For families weaning a slow-gaining baby, VitaBaby also suggests calorie-dense, age-appropriate recipes — soft purées, iron-rich blends, and finger foods — tuned to your baby’s profile and goals.

When slow gain needs professional input

Tracking apps are a support, not a diagnosis. If your baby is losing weight, has dropped through centile lines, is persistently feeding poorly, or seems unwell, contact your health visitor or GP. In the UK they can assess feeding, check for underlying causes, and arrange follow-up weighing.

FAQ

Can an app fix slow weight gain?

No. An app helps you track feeds and weight consistently and share a clear summary with a professional. Persistent slow gain needs assessment by a health visitor or GP, who can look for underlying causes.

What makes VitaBaby suited to underweight babies?
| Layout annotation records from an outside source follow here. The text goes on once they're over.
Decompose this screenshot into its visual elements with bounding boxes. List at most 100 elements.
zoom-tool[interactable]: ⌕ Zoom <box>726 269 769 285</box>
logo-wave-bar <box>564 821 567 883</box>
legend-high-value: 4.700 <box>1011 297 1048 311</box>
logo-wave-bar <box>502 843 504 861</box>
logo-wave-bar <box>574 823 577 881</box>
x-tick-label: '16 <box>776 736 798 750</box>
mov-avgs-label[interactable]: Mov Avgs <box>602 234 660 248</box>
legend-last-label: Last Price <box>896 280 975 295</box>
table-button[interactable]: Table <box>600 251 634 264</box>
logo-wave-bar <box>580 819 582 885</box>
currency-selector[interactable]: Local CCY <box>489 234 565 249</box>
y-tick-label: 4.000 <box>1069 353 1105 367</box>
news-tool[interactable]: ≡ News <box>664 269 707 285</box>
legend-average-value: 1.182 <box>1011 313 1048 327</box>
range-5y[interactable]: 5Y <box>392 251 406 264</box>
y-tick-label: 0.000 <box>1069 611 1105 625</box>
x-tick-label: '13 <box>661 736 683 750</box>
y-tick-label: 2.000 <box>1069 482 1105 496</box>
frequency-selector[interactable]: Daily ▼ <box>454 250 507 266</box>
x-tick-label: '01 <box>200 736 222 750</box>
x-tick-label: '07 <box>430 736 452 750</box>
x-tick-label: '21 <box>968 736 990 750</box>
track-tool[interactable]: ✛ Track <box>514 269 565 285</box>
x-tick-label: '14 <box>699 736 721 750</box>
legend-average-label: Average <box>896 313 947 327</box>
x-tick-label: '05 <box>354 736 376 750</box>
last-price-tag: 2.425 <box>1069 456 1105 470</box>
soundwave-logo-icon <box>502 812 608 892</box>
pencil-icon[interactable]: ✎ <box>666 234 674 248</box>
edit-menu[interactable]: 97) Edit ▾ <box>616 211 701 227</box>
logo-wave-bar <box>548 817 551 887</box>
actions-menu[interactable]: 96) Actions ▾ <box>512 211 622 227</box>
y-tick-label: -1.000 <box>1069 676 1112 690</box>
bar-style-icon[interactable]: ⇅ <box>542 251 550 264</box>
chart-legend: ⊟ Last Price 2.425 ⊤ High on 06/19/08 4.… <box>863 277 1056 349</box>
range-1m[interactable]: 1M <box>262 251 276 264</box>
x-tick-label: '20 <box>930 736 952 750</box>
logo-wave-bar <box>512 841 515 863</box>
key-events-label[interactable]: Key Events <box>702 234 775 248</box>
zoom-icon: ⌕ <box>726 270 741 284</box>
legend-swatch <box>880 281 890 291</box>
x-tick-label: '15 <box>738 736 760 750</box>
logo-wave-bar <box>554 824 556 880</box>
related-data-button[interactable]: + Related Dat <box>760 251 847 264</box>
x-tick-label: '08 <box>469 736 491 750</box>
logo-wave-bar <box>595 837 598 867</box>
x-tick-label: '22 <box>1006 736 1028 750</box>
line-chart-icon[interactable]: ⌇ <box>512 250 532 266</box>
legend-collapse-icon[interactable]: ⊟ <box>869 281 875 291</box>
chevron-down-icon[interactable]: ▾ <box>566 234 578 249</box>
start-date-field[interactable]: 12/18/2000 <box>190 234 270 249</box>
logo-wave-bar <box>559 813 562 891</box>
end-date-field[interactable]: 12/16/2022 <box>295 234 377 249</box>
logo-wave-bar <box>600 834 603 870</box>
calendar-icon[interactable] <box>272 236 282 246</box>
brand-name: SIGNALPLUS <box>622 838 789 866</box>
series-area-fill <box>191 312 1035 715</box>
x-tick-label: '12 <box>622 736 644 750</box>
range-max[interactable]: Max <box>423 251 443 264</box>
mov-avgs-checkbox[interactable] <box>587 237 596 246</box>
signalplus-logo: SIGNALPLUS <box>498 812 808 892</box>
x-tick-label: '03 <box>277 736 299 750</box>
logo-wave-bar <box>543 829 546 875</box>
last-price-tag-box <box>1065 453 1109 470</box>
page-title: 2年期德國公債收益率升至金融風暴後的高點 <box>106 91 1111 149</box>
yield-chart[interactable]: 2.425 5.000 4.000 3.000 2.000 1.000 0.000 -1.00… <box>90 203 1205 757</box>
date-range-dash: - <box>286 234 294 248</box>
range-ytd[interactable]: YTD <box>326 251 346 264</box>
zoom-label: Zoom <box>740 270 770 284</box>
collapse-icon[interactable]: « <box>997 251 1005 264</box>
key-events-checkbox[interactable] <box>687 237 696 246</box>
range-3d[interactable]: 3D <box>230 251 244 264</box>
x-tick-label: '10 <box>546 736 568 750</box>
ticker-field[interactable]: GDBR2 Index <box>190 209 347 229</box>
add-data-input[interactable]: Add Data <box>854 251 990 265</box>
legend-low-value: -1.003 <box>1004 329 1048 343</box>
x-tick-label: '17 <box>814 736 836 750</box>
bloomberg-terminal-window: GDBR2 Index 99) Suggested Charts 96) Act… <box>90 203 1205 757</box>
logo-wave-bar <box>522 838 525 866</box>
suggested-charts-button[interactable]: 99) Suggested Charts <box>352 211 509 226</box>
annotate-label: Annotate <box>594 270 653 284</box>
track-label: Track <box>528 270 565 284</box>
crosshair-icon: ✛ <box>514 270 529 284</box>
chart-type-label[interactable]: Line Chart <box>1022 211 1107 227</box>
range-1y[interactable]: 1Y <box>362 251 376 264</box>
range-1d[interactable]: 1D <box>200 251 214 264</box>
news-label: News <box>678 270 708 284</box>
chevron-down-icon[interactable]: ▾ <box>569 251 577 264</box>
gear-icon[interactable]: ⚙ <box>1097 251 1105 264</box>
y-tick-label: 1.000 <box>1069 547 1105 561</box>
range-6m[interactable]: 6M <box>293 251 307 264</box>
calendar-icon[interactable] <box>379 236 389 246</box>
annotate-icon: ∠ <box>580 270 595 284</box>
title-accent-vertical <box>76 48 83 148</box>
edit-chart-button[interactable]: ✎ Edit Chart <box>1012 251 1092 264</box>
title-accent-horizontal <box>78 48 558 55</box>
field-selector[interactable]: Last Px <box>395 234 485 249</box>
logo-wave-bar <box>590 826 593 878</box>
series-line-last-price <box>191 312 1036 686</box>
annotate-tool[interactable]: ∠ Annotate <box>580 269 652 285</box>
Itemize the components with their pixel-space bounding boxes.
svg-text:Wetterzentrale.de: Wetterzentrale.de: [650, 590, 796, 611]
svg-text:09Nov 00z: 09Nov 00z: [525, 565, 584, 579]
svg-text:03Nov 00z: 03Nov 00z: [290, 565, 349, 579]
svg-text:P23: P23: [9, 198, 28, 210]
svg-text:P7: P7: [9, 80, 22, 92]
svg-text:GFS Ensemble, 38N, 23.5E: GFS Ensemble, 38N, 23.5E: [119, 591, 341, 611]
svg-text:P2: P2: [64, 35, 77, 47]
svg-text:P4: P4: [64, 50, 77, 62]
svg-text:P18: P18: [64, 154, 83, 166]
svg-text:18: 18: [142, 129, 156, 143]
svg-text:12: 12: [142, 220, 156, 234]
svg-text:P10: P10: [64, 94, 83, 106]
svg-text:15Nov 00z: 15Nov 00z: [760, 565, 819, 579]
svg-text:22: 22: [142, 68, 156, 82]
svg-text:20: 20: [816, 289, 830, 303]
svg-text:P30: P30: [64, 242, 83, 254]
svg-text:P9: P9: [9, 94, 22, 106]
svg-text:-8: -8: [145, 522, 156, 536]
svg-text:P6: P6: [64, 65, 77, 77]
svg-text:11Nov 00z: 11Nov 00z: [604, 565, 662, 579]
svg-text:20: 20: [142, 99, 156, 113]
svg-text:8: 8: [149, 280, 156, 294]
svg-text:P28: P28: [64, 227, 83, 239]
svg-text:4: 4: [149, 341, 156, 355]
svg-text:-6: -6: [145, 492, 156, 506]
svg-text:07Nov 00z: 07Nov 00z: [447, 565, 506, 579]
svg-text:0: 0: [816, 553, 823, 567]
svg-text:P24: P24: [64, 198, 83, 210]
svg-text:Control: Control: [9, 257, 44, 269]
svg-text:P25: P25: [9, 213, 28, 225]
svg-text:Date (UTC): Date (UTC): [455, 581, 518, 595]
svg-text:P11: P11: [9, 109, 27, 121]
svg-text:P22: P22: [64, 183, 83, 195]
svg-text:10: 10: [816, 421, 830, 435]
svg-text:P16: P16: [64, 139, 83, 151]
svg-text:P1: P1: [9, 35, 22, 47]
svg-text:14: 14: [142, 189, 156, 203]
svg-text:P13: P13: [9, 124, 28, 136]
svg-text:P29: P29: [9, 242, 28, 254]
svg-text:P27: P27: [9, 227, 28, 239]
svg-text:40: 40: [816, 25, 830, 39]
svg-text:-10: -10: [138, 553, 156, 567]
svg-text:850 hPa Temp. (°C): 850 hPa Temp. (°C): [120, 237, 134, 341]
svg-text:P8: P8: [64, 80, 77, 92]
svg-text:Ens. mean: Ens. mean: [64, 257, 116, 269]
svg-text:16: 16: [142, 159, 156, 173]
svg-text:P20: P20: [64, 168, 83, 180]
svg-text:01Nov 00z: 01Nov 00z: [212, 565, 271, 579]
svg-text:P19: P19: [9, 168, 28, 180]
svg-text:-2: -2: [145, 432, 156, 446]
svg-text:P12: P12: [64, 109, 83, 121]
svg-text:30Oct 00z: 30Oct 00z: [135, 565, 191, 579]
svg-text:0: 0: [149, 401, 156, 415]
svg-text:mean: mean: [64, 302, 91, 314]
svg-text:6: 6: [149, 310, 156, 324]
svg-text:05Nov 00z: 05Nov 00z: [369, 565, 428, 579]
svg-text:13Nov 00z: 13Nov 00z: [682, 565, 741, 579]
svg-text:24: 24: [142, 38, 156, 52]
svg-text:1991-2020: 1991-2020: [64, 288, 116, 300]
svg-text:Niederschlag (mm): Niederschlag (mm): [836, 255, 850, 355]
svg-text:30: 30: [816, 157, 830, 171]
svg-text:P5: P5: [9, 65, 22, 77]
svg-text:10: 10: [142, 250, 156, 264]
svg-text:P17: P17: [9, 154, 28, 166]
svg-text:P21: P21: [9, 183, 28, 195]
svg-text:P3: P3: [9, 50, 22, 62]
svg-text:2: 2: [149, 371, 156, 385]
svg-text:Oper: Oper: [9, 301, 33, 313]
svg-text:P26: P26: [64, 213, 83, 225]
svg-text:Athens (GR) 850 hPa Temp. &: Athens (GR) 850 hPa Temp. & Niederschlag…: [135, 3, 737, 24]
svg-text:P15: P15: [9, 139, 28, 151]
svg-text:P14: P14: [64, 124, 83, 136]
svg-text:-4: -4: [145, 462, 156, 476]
It combines weight-trend tracking with feeding logs, daily calorie and protein totals, and calorie-dense recipe suggestions — the specific information that matters when the question is "is my baby eating and gaining enough?"

Is VitaBaby free?

VitaBaby is free to download on the App Store and Google Play, with optional paid tiers (Pro and Max) for advanced recipes, analytics, and family sharing.

Sources

This guide is general information, not medical advice. For concerns about your baby’s growth or feeding, speak to your health visitor or GP.